Photographs by David Bacon
Walking the streets, Berlin feels like a very humane place - a good place to be a kid. Adults on the street are very protective of the children. That's as true for parents who look like they've been German for generations, as it is for those who seem to be immigrants.
Taking photographs in the park or on the street, parents come up to me and want to know who I am. What are the photographs for? Not speaking German, I mix my English and Spanish with lots of hand gestures and eye contact. Thank god for digital cameras, where we can look at the image together - a chance often to learn something about their lives.
Not long ago I found a copy of Elliot t Erwitt's book of photographs of children, "Kids". Most people know him because of his dog photos, which certainly show his great sense of humor. But this book of images of children, taken over 50 years, doesn't depend on visual jokes. Instead, his marvelous photographs show the same things about kids that I always seem to be watching.

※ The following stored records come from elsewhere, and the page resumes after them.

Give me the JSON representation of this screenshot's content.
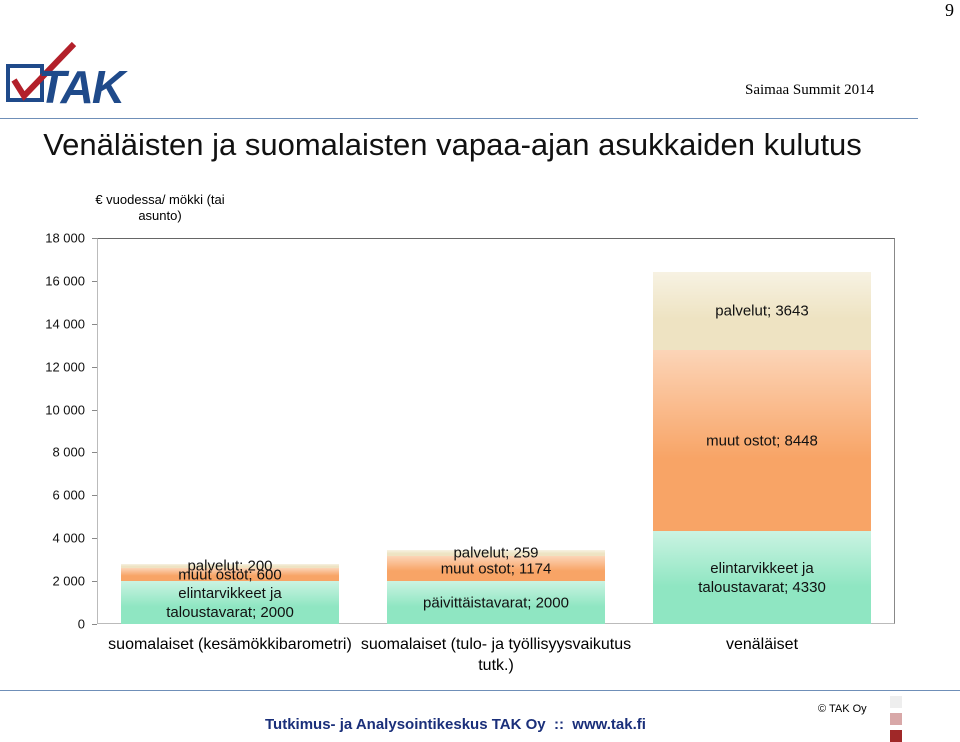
{
  "page": {
    "number": "9",
    "event": "Saimaa Summit 2014",
    "logo": "TAK",
    "footer": "Tutkimus- ja Analysointikeskus TAK Oy  ::  www.tak.fi",
    "copyright": "© TAK Oy"
  },
  "chart_data": {
    "type": "stacked_bar",
    "title": "Venäläisten ja suomalaisten vapaa-ajan asukkaiden kulutus",
    "y_label": "€ vuodessa/ mökki (tai asunto)",
    "categories": [
      "suomalaiset (kesämökkibarometri)",
      "suomalaiset (tulo- ja työllisyysvaikutus tutk.)",
      "venäläiset"
    ],
    "series": [
      {
        "color": "#8fe6c2",
        "values": [
          2000,
          2000,
          4330
        ],
        "value_labels": [
          "elintarvikkeet ja taloustavarat; 2000",
          "päivittäistavarat; 2000",
          "elintarvikkeet ja taloustavarat; 4330"
        ]
      },
      {
        "color": "#f8a466",
        "values": [
          600,
          1174,
          8448
        ],
        "value_labels": [
          "muut ostot; 600",
          "muut ostot; 1174",
          "muut ostot; 8448"
        ]
      },
      {
        "color": "#eee3c2",
        "values": [
          200,
          259,
          3643
        ],
        "value_labels": [
          "palvelut; 200",
          "palvelut; 259",
          "palvelut; 3643"
        ]
      }
    ],
    "ylim": [
      0,
      18000
    ],
    "yticks": [
      0,
      {
        "value": 2000,
        "label": "2 000"
      },
      {
        "value": 4000,
        "label": "4 000"
      },
      {
        "value": 6000,
        "label": "6 000"
      },
      {
        "value": 8000,
        "label": "8 000"
      },
      {
        "value": 10000,
        "label": "10 000"
      },
      {
        "value": 12000,
        "label": "12 000"
      },
      {
        "value": 14000,
        "label": "14 000"
      },
      {
        "value": 16000,
        "label": "16 000"
      },
      {
        "value": 18000,
        "label": "18 000"
      }
    ]
  }
}
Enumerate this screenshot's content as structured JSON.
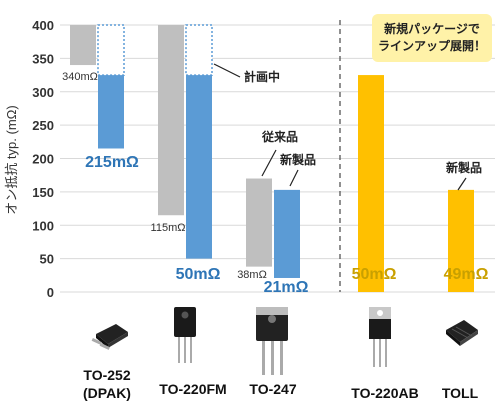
{
  "chart_data": {
    "type": "bar",
    "ylabel": "オン抵抗 typ. (mΩ)",
    "ylim": [
      0,
      400
    ],
    "yticks": [
      0,
      50,
      100,
      150,
      200,
      250,
      300,
      350,
      400
    ],
    "grid": true,
    "packages": [
      "TO-252 (DPAK)",
      "TO-220FM",
      "TO-247",
      "TO-220AB",
      "TOLL"
    ],
    "series": [
      {
        "name": "従来品",
        "color": "#bfbfbf",
        "values": [
          340,
          115,
          38,
          null,
          null
        ]
      },
      {
        "name": "新製品",
        "color": "#5b9bd5",
        "values": [
          215,
          50,
          21,
          null,
          null
        ]
      },
      {
        "name": "新製品",
        "color": "#ffc000",
        "values": [
          null,
          null,
          null,
          50,
          49
        ]
      }
    ],
    "planned": {
      "label": "計画中",
      "packages": [
        "TO-252 (DPAK)",
        "TO-220FM"
      ]
    },
    "labels": {
      "gray": [
        "340mΩ",
        "115mΩ",
        "38mΩ"
      ],
      "blue": [
        "215mΩ",
        "50mΩ",
        "21mΩ"
      ],
      "yellow": [
        "50mΩ",
        "49mΩ"
      ]
    },
    "annotations": {
      "planned": "計画中",
      "conventional": "従来品",
      "new_blue": "新製品",
      "new_yellow": "新製品"
    },
    "callout": [
      "新規パッケージで",
      "ラインアップ展開！"
    ]
  },
  "packages": {
    "to252_line1": "TO-252",
    "to252_line2": "(DPAK)",
    "to220fm": "TO-220FM",
    "to247": "TO-247",
    "to220ab": "TO-220AB",
    "toll": "TOLL"
  },
  "colors": {
    "gray": "#bfbfbf",
    "blue": "#5b9bd5",
    "yellow": "#ffc000",
    "label_blue": "#2e75b6",
    "label_gold": "#c9a000",
    "callout_bg": "#fff2a8"
  },
  "icons": [
    "dpak-package-icon",
    "to220fm-package-icon",
    "to247-package-icon",
    "to220ab-package-icon",
    "toll-package-icon"
  ]
}
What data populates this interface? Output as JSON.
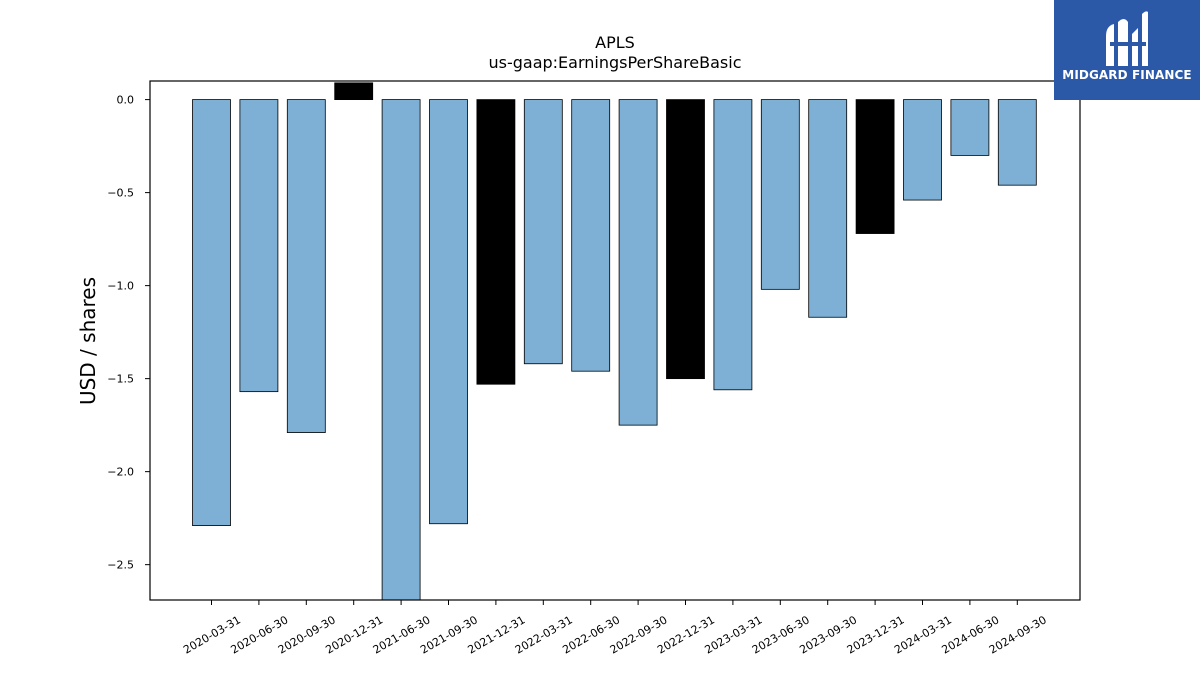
{
  "chart_data": {
    "type": "bar",
    "title": "APLS",
    "subtitle": "us-gaap:EarningsPerShareBasic",
    "xlabel": "",
    "ylabel": "USD / shares",
    "categories": [
      "2020-03-31",
      "2020-06-30",
      "2020-09-30",
      "2020-12-31",
      "2021-06-30",
      "2021-09-30",
      "2021-12-31",
      "2022-03-31",
      "2022-06-30",
      "2022-09-30",
      "2022-12-31",
      "2023-03-31",
      "2023-06-30",
      "2023-09-30",
      "2023-12-31",
      "2024-03-31",
      "2024-06-30",
      "2024-09-30"
    ],
    "values": [
      -2.29,
      -1.57,
      -1.79,
      0.09,
      -2.69,
      -2.28,
      -1.53,
      -1.42,
      -1.46,
      -1.75,
      -1.5,
      -1.56,
      -1.02,
      -1.17,
      -0.72,
      -0.54,
      -0.3,
      -0.46
    ],
    "annual": [
      false,
      false,
      false,
      true,
      false,
      false,
      true,
      false,
      false,
      false,
      true,
      false,
      false,
      false,
      true,
      false,
      false,
      false
    ],
    "ylim": [
      -2.69,
      0.1
    ],
    "yticks": [
      "0.0",
      "−0.5",
      "−1.0",
      "−1.5",
      "−2.0",
      "−2.5"
    ],
    "ytick_values": [
      0.0,
      -0.5,
      -1.0,
      -1.5,
      -2.0,
      -2.5
    ],
    "colors": {
      "quarterly": "#7eb0d5",
      "annual": "#000000",
      "edge": "#000000"
    },
    "grid": false,
    "legend": "none"
  },
  "logo": {
    "name": "MIDGARD FINANCE",
    "background": "#2b59a8"
  }
}
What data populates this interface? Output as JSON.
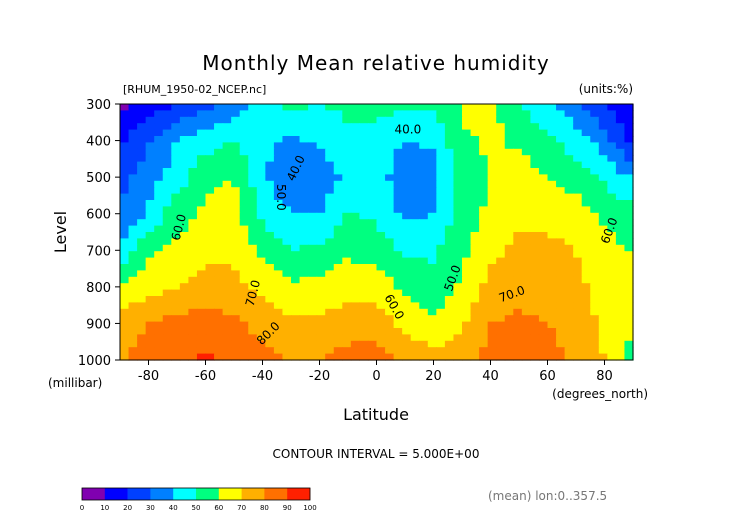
{
  "chart_data": {
    "type": "heatmap",
    "title": "Monthly Mean relative humidity",
    "file_label": "[RHUM_1950-02_NCEP.nc]",
    "units_label": "(units:%)",
    "xlabel": "Latitude",
    "xunit": "(degrees_north)",
    "ylabel": "Level",
    "yunit": "(millibar)",
    "xlim": [
      -90,
      90
    ],
    "ylim": [
      1000,
      300
    ],
    "x_ticks": [
      -80,
      -60,
      -40,
      -20,
      0,
      20,
      40,
      60,
      80
    ],
    "x_tick_labels": [
      "-80",
      "-60",
      "-40",
      "-20",
      "0",
      "20",
      "40",
      "60",
      "80"
    ],
    "y_ticks": [
      300,
      400,
      500,
      600,
      700,
      800,
      900,
      1000
    ],
    "y_tick_labels": [
      "300",
      "400",
      "500",
      "600",
      "700",
      "800",
      "900",
      "1000"
    ],
    "x": [
      -88,
      -80,
      -70,
      -60,
      -50,
      -40,
      -30,
      -20,
      -10,
      0,
      10,
      20,
      30,
      40,
      50,
      60,
      70,
      80,
      88
    ],
    "levels": [
      300,
      400,
      500,
      600,
      700,
      800,
      900,
      1000
    ],
    "values": [
      [
        8,
        15,
        20,
        26,
        33,
        47,
        52,
        50,
        52,
        55,
        52,
        51,
        62,
        64,
        50,
        42,
        33,
        20,
        10
      ],
      [
        20,
        30,
        40,
        45,
        50,
        43,
        38,
        42,
        48,
        44,
        40,
        42,
        58,
        62,
        58,
        52,
        45,
        35,
        20
      ],
      [
        28,
        35,
        45,
        58,
        60,
        42,
        30,
        32,
        44,
        45,
        33,
        35,
        55,
        60,
        65,
        60,
        55,
        48,
        40
      ],
      [
        32,
        42,
        56,
        62,
        63,
        48,
        40,
        40,
        50,
        48,
        38,
        40,
        55,
        62,
        68,
        68,
        65,
        58,
        55
      ],
      [
        45,
        58,
        62,
        67,
        68,
        57,
        50,
        52,
        58,
        56,
        48,
        48,
        58,
        68,
        72,
        72,
        70,
        63,
        60
      ],
      [
        62,
        66,
        70,
        74,
        73,
        68,
        62,
        63,
        66,
        65,
        58,
        54,
        62,
        73,
        76,
        75,
        73,
        65,
        63
      ],
      [
        75,
        80,
        83,
        85,
        82,
        77,
        72,
        72,
        75,
        76,
        67,
        62,
        68,
        80,
        82,
        80,
        76,
        68,
        62
      ],
      [
        80,
        84,
        88,
        92,
        87,
        83,
        80,
        80,
        84,
        84,
        78,
        74,
        76,
        83,
        86,
        83,
        78,
        70,
        58
      ]
    ],
    "contour_labels": [
      "40.0",
      "40.0",
      "50.0",
      "60.0",
      "60.0",
      "50.0",
      "70.0",
      "70.0",
      "80.0",
      "60.0"
    ],
    "contour_interval_text": "CONTOUR INTERVAL = 5.000E+00",
    "footer_text": "(mean) lon:0..357.5",
    "colorbar": {
      "ticks": [
        "0",
        "10",
        "20",
        "30",
        "40",
        "50",
        "60",
        "70",
        "80",
        "90",
        "100"
      ],
      "colors": [
        "#8000b0",
        "#0000ff",
        "#0040ff",
        "#0080ff",
        "#00ffff",
        "#00ff80",
        "#ffff00",
        "#ffb000",
        "#ff7000",
        "#ff2000"
      ]
    },
    "grid": false
  }
}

Whenever I go anywhere I look at the kids on the street more than at anything else. I want to see how free they feel, at least what I can tell in a brief encounter. Sometimes I'm just reading faces or watching them with their parents, especially when I don't speak the language. Timing is everything, something Erwitt was a master at seeing.
When I look at the images afterwards, the photographs tell me a lot. In Berlin kids have that same mix of kid aspect and adult aspect you see with children everywhere. They're trying to be the adults they can't wait to become, but they also often look a little worried - unsure about that world they're trying so hard to get into.
In cities like Berlin, with a mix of cultures, you also see that kids are very aware of the way the other kids around them are dressed. On the one hand they want the same tennis shoes or jackets. But those get mixed with the cultures of their Turkish, Syrian or Iraqi parents, who are often dressed in the traditional way you might see in their countries of origin.
These images have their own language beyond words. Elliott Erwitt shows that the way a child walks or stands says a lot about how they feel about themselves. These photographs are a tribute to Berlin's kids and their parents, and also to a tradition created by this fine photographer.